客観説では,道徳判断は真偽を問うことができると考える.さらに,その真偽の根拠は,経験判断と同じように,話者や話者の属する集団とは独立であり,客観的な道徳事実であると考える.上の問いについては,(a)は yes であり,(b)は客観的に真であると考える.

相対説では,道徳判断は真偽を問うことができると考える.しかし,その真偽の根拠は,個人または個人の属する社会集団,あるいは時代や文化に依存すると考える.(「車は左側/右側を走る」という道路法と似ている.)個人ごとに異なるという見方を主観説(subjectivism),文化ごとに異なるという見方を文化相対説(cultural relativism)という.上の問いについては,(a)は yes であり,(b)は客観的な基準はないと考える.

情緒説では,道徳判断は話者の感情を表明しているだけであると考える.(「納豆は美味しい」という食べ物の好みと似ている.)上の問いについては,(a)は no であり,(b)は考えない.

それぞれの説に対して,いくつかの疑問を投げかけることができる.客観説に対しては,科学的な命題ならば,その真偽を確かめるための実験と検証という科学的手法があるが,道徳判断の客観性を科学のように確かめる手法はないように思われる.相対説に対しては,道徳の進歩(moral progress)を説明できないように思われる(例えば,奴隷制への見方の変化など).情緒説に対しては,道徳判断を感情だけでなく理性を用いることもあるように思われる.このような疑問に対して,さまざまな答え方があり,議論が深まっていく.

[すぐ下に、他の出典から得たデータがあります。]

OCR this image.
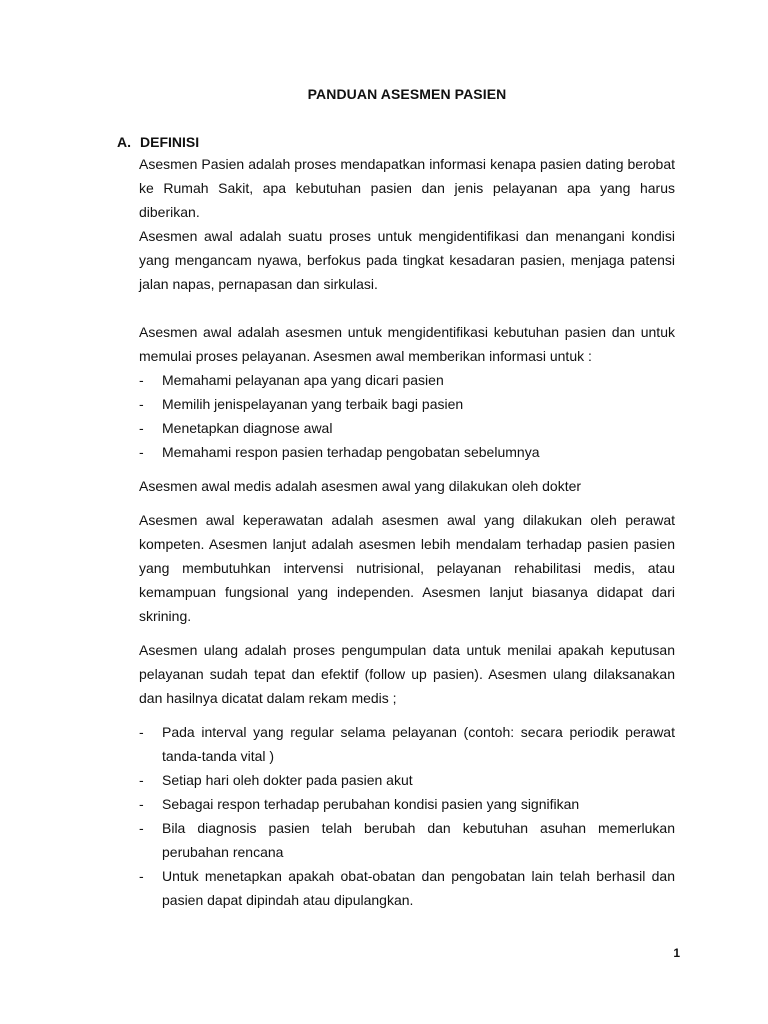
PANDUAN ASESMEN PASIEN
A. DEFINISI

Asesmen Pasien adalah proses mendapatkan informasi kenapa pasien dating berobat ke Rumah Sakit, apa kebutuhan pasien dan jenis pelayanan apa yang harus diberikan.

Asesmen awal adalah suatu proses untuk mengidentifikasi dan menangani kondisi yang mengancam nyawa, berfokus pada tingkat kesadaran pasien, menjaga patensi jalan napas, pernapasan dan sirkulasi.

Asesmen awal adalah asesmen untuk mengidentifikasi kebutuhan pasien dan untuk memulai proses pelayanan. Asesmen awal memberikan informasi untuk :

- Memahami pelayanan apa yang dicari pasien
- Memilih jenispelayanan yang terbaik bagi pasien
- Menetapkan diagnose awal
- Memahami respon pasien terhadap pengobatan sebelumnya

Asesmen awal medis adalah asesmen awal yang dilakukan oleh dokter

Asesmen awal keperawatan adalah asesmen awal yang dilakukan oleh perawat kompeten. Asesmen lanjut adalah asesmen lebih mendalam terhadap pasien pasien yang membutuhkan intervensi nutrisional, pelayanan rehabilitasi medis, atau kemampuan fungsional yang independen. Asesmen lanjut biasanya didapat dari skrining.

Asesmen ulang adalah proses pengumpulan data untuk menilai apakah keputusan pelayanan sudah tepat dan efektif (follow up pasien). Asesmen ulang dilaksanakan dan hasilnya dicatat dalam rekam medis ;

- Pada interval yang regular selama pelayanan (contoh: secara periodik perawat tanda-tanda vital )
- Setiap hari oleh dokter pada pasien akut
- Sebagai respon terhadap perubahan kondisi pasien yang signifikan
- Bila diagnosis pasien telah berubah dan kebutuhan asuhan memerlukan perubahan rencana
- Untuk menetapkan apakah obat-obatan dan pengobatan lain telah berhasil dan pasien dapat dipindah atau dipulangkan.
1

感想:道徳判断は,こういう一般論よりもむしろ,個別の判断(尊厳死,エネルギー問題など)について考えることで,一般論についてもよく分かるような気がする.

文化相対主義については,以前にどこかで読んだのだけど,国際機関に働いている人が,アフリカにおける女子割礼の習慣を文化相対主義と片付けていいのか,と疑問を投げかけていた.

あと,「それは見解の違いだね」という言い方をする人がいたら,その人は,相対説に立ってというよりは,単に議論がめんどうだから早く終わらせたいと思ってそう言っていることが多い気がする.随分前に,井上達夫共生の作法―会話としての正義』という本を買った.ほとんど買っただけで,最初の方しか読めなかったけど,相対主義について反対していたように思う.